Fairytales and Other Forms of Suicide, out this week on Yep Roc, is the fifth full-length from the beloved
Tarheel band – and a near-masterpiece.
By Michael Toland
Ever lament the fact that you don’t have very many records
in the “O” section of your collection? Maybe Outrageous Cherry and the Only
Ones. Well, fear not, because once you hear Fairytales
and Other Forms of Suicide, the fifth LP and big indie debut from the Old
Ceremony, you’ll fill your Os up fast.
The pleasures of OC are twofold. On the one hand are the
acoustic-based yet cinematic arrangements, which blend wide-ranging folk,
atmospheric rock and pretty much any other sound the band feels like borrowing
or adapting to its cause.
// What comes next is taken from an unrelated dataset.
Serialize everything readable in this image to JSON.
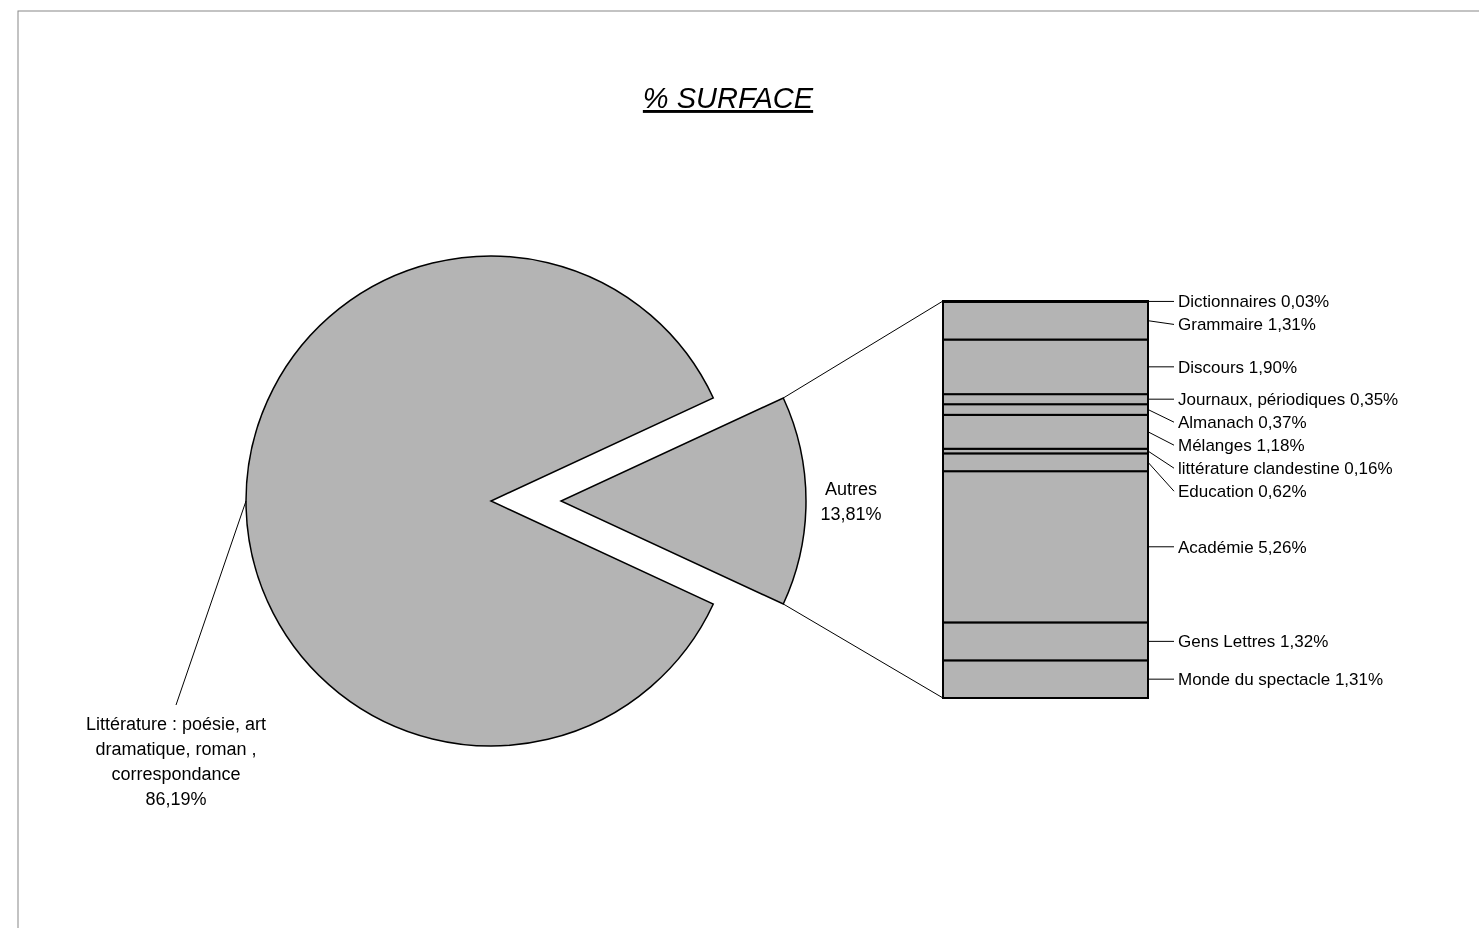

On the other hand is the imaginative songwriting by
leader Django Haskins, the kind of tunesmith that makes you wonder why you
haven’t heard of his work before – this is an individual who understands craft.
For example, the strange tale of “Beebe Arkansas,” which saw a mystifying rain
of dying blackbirds, could be used as mere novelty, but Haskins convincingly
evokes the boggled minds of observers without histrionics. “The Royal We” takes
on the airs of the privileged and makes its point without descending into rage
and name-calling. The shimmering “Star By Star” sits comfortably by the lovely
“Elsinore,” while the woozy “Catbird Blues” contrasts
with the nearly strident march of the title track. The psychedelic sheen of
“Middle Child” shares time with the straightforward rock/pop of “Sink or Swim,”
which could and should become the band’s calling card.
These are the types of songs that induce frenzied searching
through record stores to find everything the band has ever done. After
listening to these Fairytales, the
next response should be “more more more.”